Private AI runs a language detection model on every de-identification request and provides the detected languages as part of the response.

warning

It is important to note that the de-identification service model may be selected independently of the language detection results. Refer to the accuracy parameter description for details on how to force a specific model for de-identification and to learn how to enable automatic model selection.

Private AI includes language detection capabilities.
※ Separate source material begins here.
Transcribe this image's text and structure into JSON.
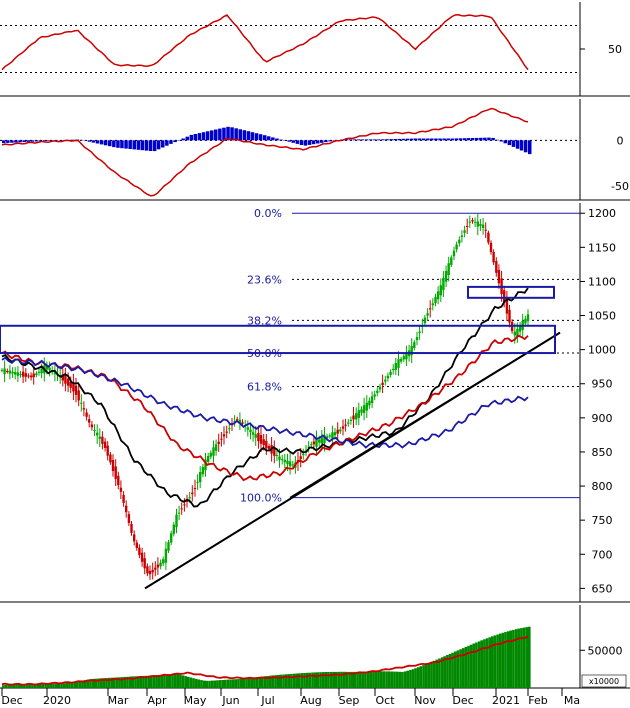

Here is an example of what you'll see when you use the process/text endpoint:

Copy

Copied

[
    {
        "processed_text": "... <processed user text>...",
        "entities": [... <list of entities found>...],
        "entities_present": true,
        "characters_processed": x,
        "languages_detected": {
            "en": 0.7678971290588379,
            "fr": 0.5934884324888
        }
    }
]

Private AI uses the fastText language identification model to detect and identify languages which is independent of the Private AI PII model. The list of supported languages for fastText can be found here.
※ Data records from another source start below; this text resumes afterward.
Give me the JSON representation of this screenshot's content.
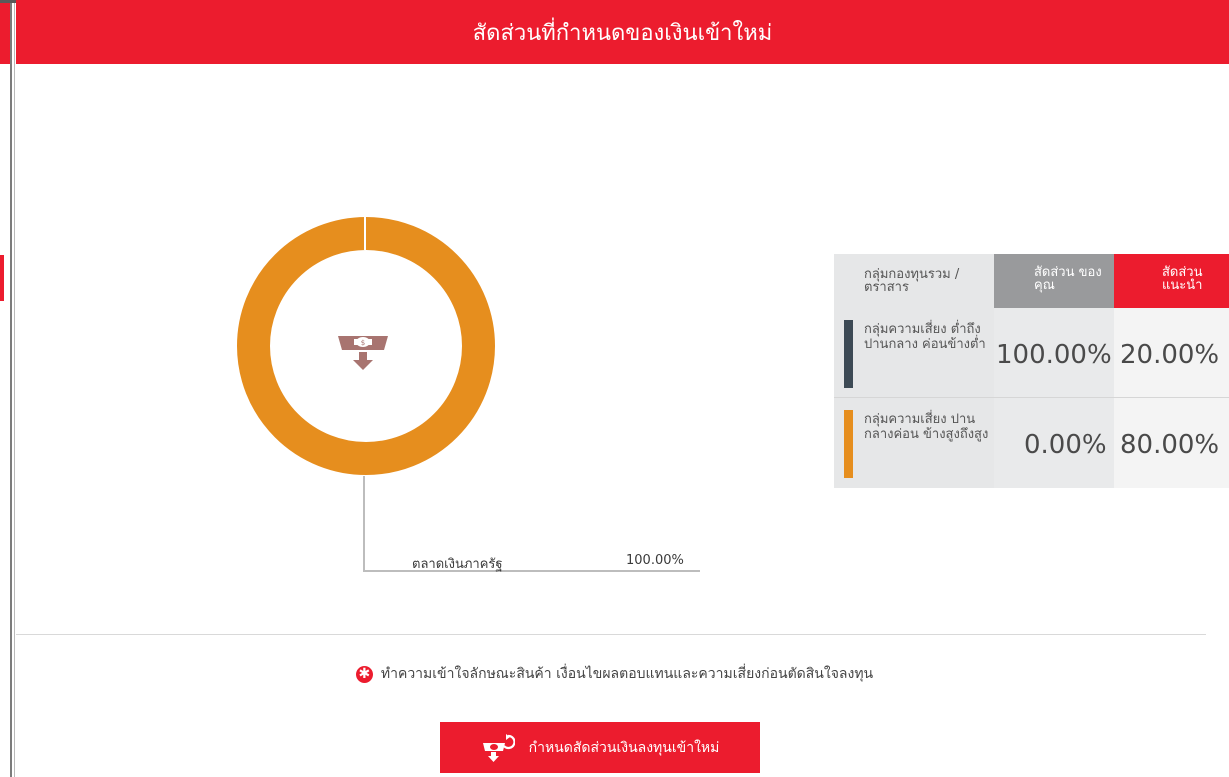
{
  "header": {
    "title": "สัดส่วนที่กำหนดของเงินเข้าใหม่"
  },
  "chart_data": {
    "type": "pie",
    "categories": [
      "ตลาดเงินภาครัฐ"
    ],
    "values": [
      100.0
    ],
    "colors": [
      "#e68e1e"
    ],
    "value_labels": [
      "100.00%"
    ],
    "center_icon": "money-drawer-icon"
  },
  "legend": {
    "label": "ตลาดเงินภาครัฐ",
    "value": "100.00%"
  },
  "table": {
    "headers": {
      "group": "กลุ่มกองทุนรวม / ตราสาร",
      "yours": "สัดส่วน ของคุณ",
      "recommended": "สัดส่วน แนะนำ"
    },
    "rows": [
      {
        "group": "กลุ่มความเสี่ยง ต่ำถึงปานกลาง ค่อนข้างต่ำ",
        "yours": "100.00%",
        "recommended": "20.00%",
        "color": "#3d4a55"
      },
      {
        "group": "กลุ่มความเสี่ยง ปานกลางค่อน ข้างสูงถึงสูง",
        "yours": "0.00%",
        "recommended": "80.00%",
        "color": "#e68e1e"
      }
    ]
  },
  "disclaimer": {
    "icon": "asterisk-icon",
    "text": "ทำความเข้าใจลักษณะสินค้า เงื่อนไขผลตอบแทนและความเสี่ยงก่อนตัดสินใจลงทุน"
  },
  "cta": {
    "label": "กำหนดสัดส่วนเงินลงทุนเข้าใหม่",
    "icon": "money-refresh-icon"
  },
  "colors": {
    "accent": "#ec1c2e",
    "orange": "#e68e1e",
    "dark_slate": "#3d4a55",
    "icon_brown": "#a87470"
  }
}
Language detection is always run as part of text and file processing. It is important to note that detection of a language does not mean that the appropriate PII model (English or Multilingual) was used to process the payload or that support for the language is available for PII detection. For example, sending a request such as:

Copy

Copied

{
    "text": ["Ich würde gerne mit John sprechen. Er wohnt in der Neuhauser Straße"],
    "entity_detection": {
        "accuracy": "high"
    }
}

will always use the English-only model to de-identify the input text and, while the response MAY contain entities, the multilingual model will have better performance on languages other than English and should be preferred. Here is the response you receive from this payload:

Copy

Copied

[
    {
        "processed_text": "Ich würde gerne mit [NAME_GIVEN_1] sprechen. Er wohnt in der [LOCATION_ADDRESS_STREET_1]",
        "entities": [
            {
                "processed_text": "NAME_GIVEN_1",
                "text": "John",
                "location": {
                    "stt_idx": 20,
                    "end_idx": 24,
                    "stt_idx_processed": 20,
                    "end_idx_processed": 34
                },
                "best_label": "NAME_GIVEN",
                "labels": {
                    "NAME": 0.9956,
                    "NAME_GIVEN": 0.4324
                }
            },
            {
                "processed_text": "LOCATION_ADDRESS_STREET_1",
                "text": "Neuhauser Straße",
                "location": {
                    "stt_idx": 51,
                    "end_idx": 67,
                    "stt_idx_processed": 61,
                    "end_idx_processed": 88
                },
                "best_label": "LOCATION_ADDRESS_STREET",
                "labels": {
                    "LOCATION": 0.9966,
                    "LOCATION_ADDRESS_STREET": 0.3716
                }
            }
        ],
        "entities_present": true,
        "characters_processed": 67,
        "languages_detected": {
            "de": 0.999757707118988
        }
    }
]

Although entities are detected and the language was identified as de (German), the English PII model high was used to process the text.